Pemerintah menyimpulkan bahwa meskipun situasi dan kondisi di beberapa kota dan kabupatan di Papua dan Papua Barat mulai berangsur-angsur pulih, namun distribusi dan transmisi informasi hoaks, kabar bohong, provokatif dan rasis masih terbilang tinggi.
Baca: Massa di Deiyai Papua Gunakan Senjata Rampasan untuk Serang Aparat, Korban akan Dievakuasi ke Paniai
Baca: Sepuluh Senjata Api Jenis SS1 V2 Dirampas Massa saat Aksi Kontak Senjata di Deiyai Papua
Setidaknya 33 konten dan total 849 tautan informasi hoaks dan provokatif terkait isu Papua telah diidentifikasi, divalidasi dan diverifikasi oleh Kementerian Kominfo hingga Jumat (23/8/2019) siang.

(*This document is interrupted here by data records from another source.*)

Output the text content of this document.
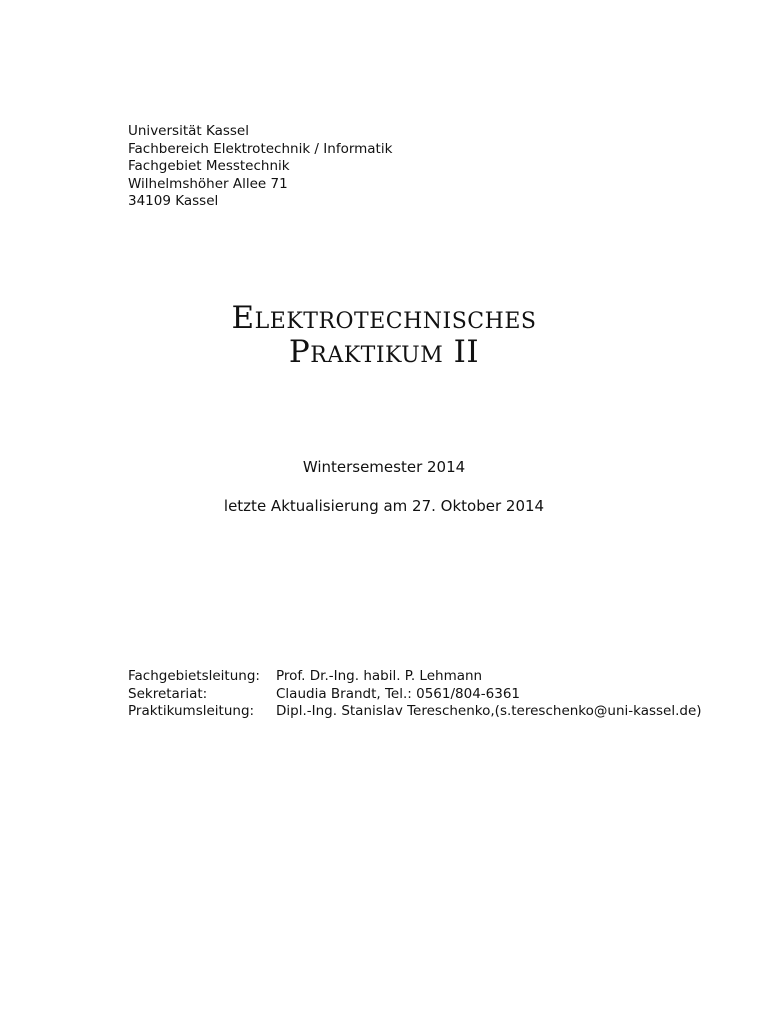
Universität Kassel
Fachbereich Elektrotechnik / Informatik
Fachgebiet Messtechnik
Wilhelmshöher Allee 71
34109 Kassel
Elektrotechnisches
Praktikum II
Wintersemester 2014
letzte Aktualisierung am 27. Oktober 2014
Fachgebietsleitung:	Prof. Dr.-Ing. habil. P. Lehmann
Sekretariat:	Claudia Brandt, Tel.: 0561/804-6361
Praktikumsleitung:	Dipl.-Ing. Stanislav Tereschenko,(s.tereschenko@uni-kassel.de)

Ke-33 konten serta 849 tautan konten hoaks dan provokatif tersebut disebarkan ke ratusan ribu pemilik akun media sosial facebook, Instagram, twitter dan youtube.

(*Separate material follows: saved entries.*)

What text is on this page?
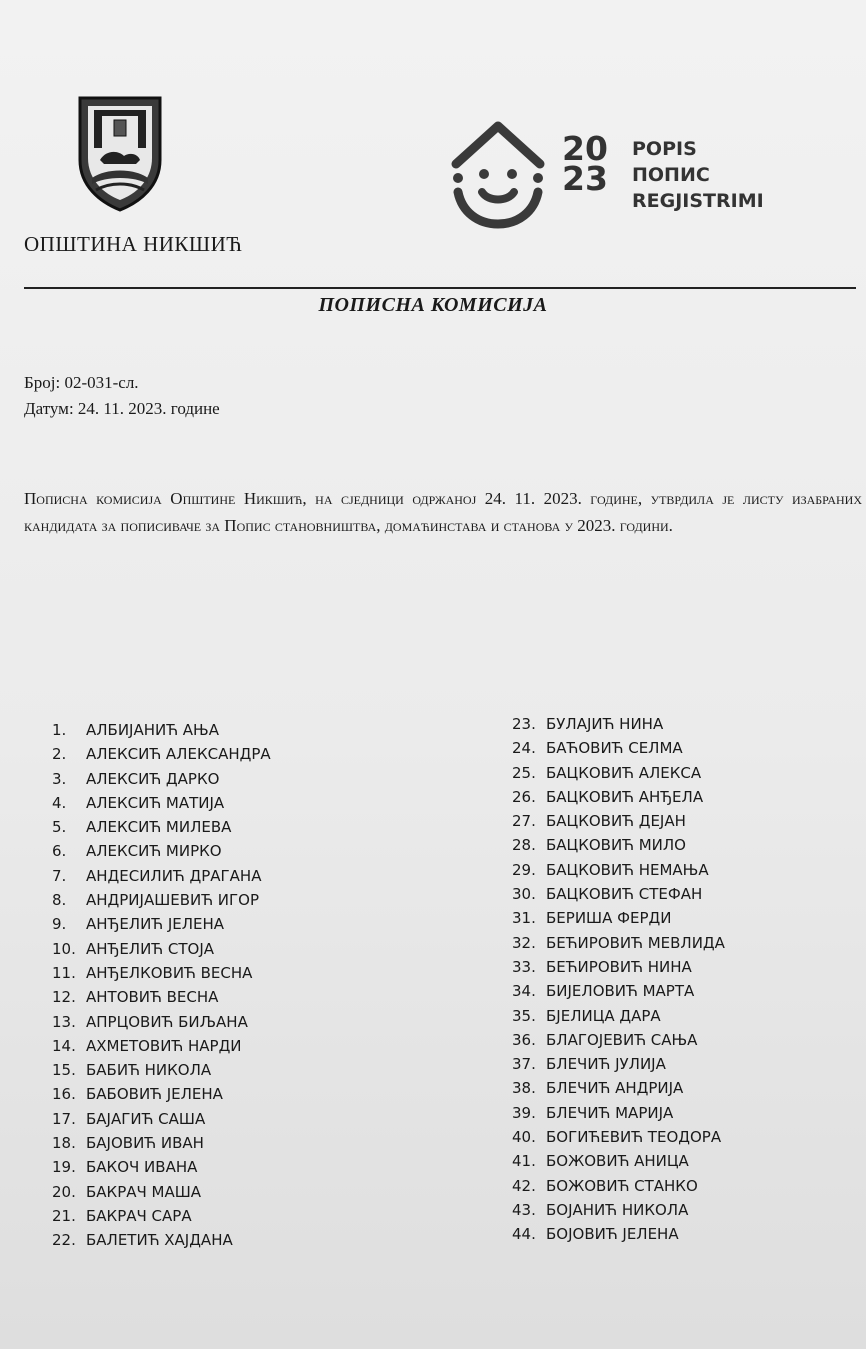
ОПШТИНА НИКШИЋ
20
23
POPIS
ПОПИС
REGJISTRIMI
ПОПИСНА КОМИСИЈА
Број: 02-031-сл.
Датум: 24. 11. 2023. године
Пописна комисија Општине Никшић, на сједници одржаној 24. 11. 2023. године, утврдила је листу изабраних кандидата за пописиваче за Попис становништва, домаћинстава и станова у 2023. години.
1. АЛБИЈАНИЋ АЊА
2. АЛЕКСИЋ АЛЕКСАНДРА
3. АЛЕКСИЋ ДАРКО
4. АЛЕКСИЋ МАТИЈА
5. АЛЕКСИЋ МИЛЕВА
6. АЛЕКСИЋ МИРКО
7. АНДЕСИЛИЋ ДРАГАНА
8. АНДРИЈАШЕВИЋ ИГОР
9. АНЂЕЛИЋ ЈЕЛЕНА
10. АНЂЕЛИЋ СТОЈА
11. АНЂЕЛКОВИЋ ВЕСНА
12. АНТОВИЋ ВЕСНА
13. АПРЦОВИЋ БИЉАНА
14. АХМЕТОВИЋ НАРДИ
15. БАБИЋ НИКОЛА
16. БАБОВИЋ ЈЕЛЕНА
17. БАЈАГИЋ САША
18. БАЈОВИЋ ИВАН
19. БАКОЧ ИВАНА
20. БАКРАЧ МАША
21. БАКРАЧ САРА
22. БАЛЕТИЋ ХАЈДАНА
23. БУЛАЈИЋ НИНА
24. БАЋОВИЋ СЕЛМА
25. БАЦКОВИЋ АЛЕКСА
26. БАЦКОВИЋ АНЂЕЛА
27. БАЦКОВИЋ ДЕЈАН
28. БАЦКОВИЋ МИЛО
29. БАЦКОВИЋ НЕМАЊА
30. БАЦКОВИЋ СТЕФАН
31. БЕРИША ФЕРДИ
32. БЕЋИРОВИЋ МЕВЛИДА
33. БЕЋИРОВИЋ НИНА
34. БИЈЕЛОВИЋ МАРТА
35. БЈЕЛИЦА ДАРА
36. БЛАГОЈЕВИЋ САЊА
37. БЛЕЧИЋ ЈУЛИЈА
38. БЛЕЧИЋ АНДРИЈА
39. БЛЕЧИЋ МАРИЈА
40. БОГИЋЕВИЋ ТЕОДОРА
41. БОЖОВИЋ АНИЦА
42. БОЖОВИЋ СТАНКО
43. БОЈАНИЋ НИКОЛА
44. БОЈОВИЋ ЈЕЛЕНА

Untuk mempercepat proses pemulihan situasi keamanan dan ketertiban di Papua dan Papua Barat, sekali lagi Kementerian Kominfo mengimbau warganet di seluruh tanah air untuk tidak ikut mendistribusikan dan mentransmisikan informasi elektronik yang masih diragukan kebenarannya atau yang terindikasi hoaks atau hasutan yang dapat menimbulkan kebencian dan permusuhan berdasarkan suku, agama, ras dan antar-golongan (SARA).
Kementerian Kominfo menerima pengaduan konten dari masyarakat melalui pesan whatsApp di nomor 0811 922 4545 atau email di aduankonten@mail.kominfo.go.id serta melalui akun twitter @aduankonten. Pelapor hanya perlu menyertakan nama, tautan pengaduan dan screenschot atau tangkapan layar dari konten negatif atau hoaks yang ingin diadukan.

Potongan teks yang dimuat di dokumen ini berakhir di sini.